DRT in Leuven: when the past comes to meet me

The DRT (Deformation mechanisms, Rheology and Tectonics) meeting is a conference organized every second year in a different city in Europe. This has been my first conference ever, when I was at the beginning of my PhD school, in 2005, in Zurich. Then I had to skip the following meeting, in Milan, because of the organ diploma. I went to Liverpool, in 2009. There was one in 2011 in Oviedo, but I was already in the meteorite impact research. After having sent tens of applications for a post-doc in geology and at the end being relocated to Brussels working on a complete different topic, I was sure to have definitively said "farewell" to structural geology and micro structural analysis. I was wrong! The DRT this year is in Leuven, 20 minutes by train: even for fun, I couldn't miss it!

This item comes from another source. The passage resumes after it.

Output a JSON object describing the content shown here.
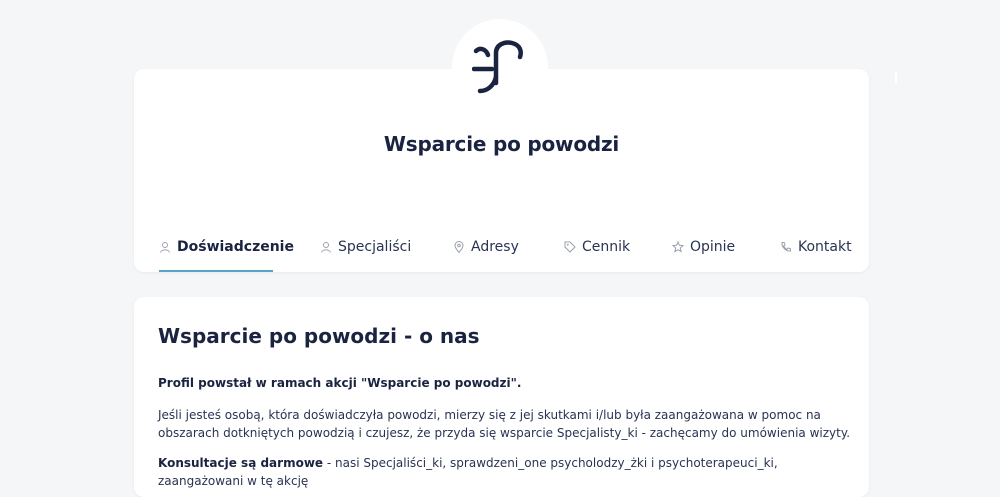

A surprise waited for me. Although I asked a poster presentation, I had a talk. I've presented a side-project I was working on in Vienna, but my speech wasn't good. Amen! I was freezing in that room and I bit distracted by the feeling of being again among structural geologists, some known, some new. Many elders were not there, I don't know if because of contemporaneous fieldwork or teaching. I was the only italian, though my current affiliation is belgian. This was a bit sad. A professor that I met in 2006 remembered that I play organ. Well, this means that I didn't change much in these years, I'm still equally divided between my two great passions: geology and music.

The conference was, anyway, quite interesting. Not only for the state of art in the field, but also for the opportunity of talking of possible collaborations on what I'm working on now. Surprisingly, other geologists are interested in shock metamorphism! The conference has given me also the opportunity to visit Leuven, which was recommended as candidate for moving out of Brussels. The town is really beautiful, with gothic buildings, pedestrians areas, historical squares, and an old catholic university. But I cannot live there: as I was afraid of, the city is sized for students. It would be like living in Oxford. It's not for me, I'm too old for that. Anyway, it was nice to jump back in the past, enjoying travels by train and a conference in a nice, quiet and clean place. Hopefully this was also a glimpse of future.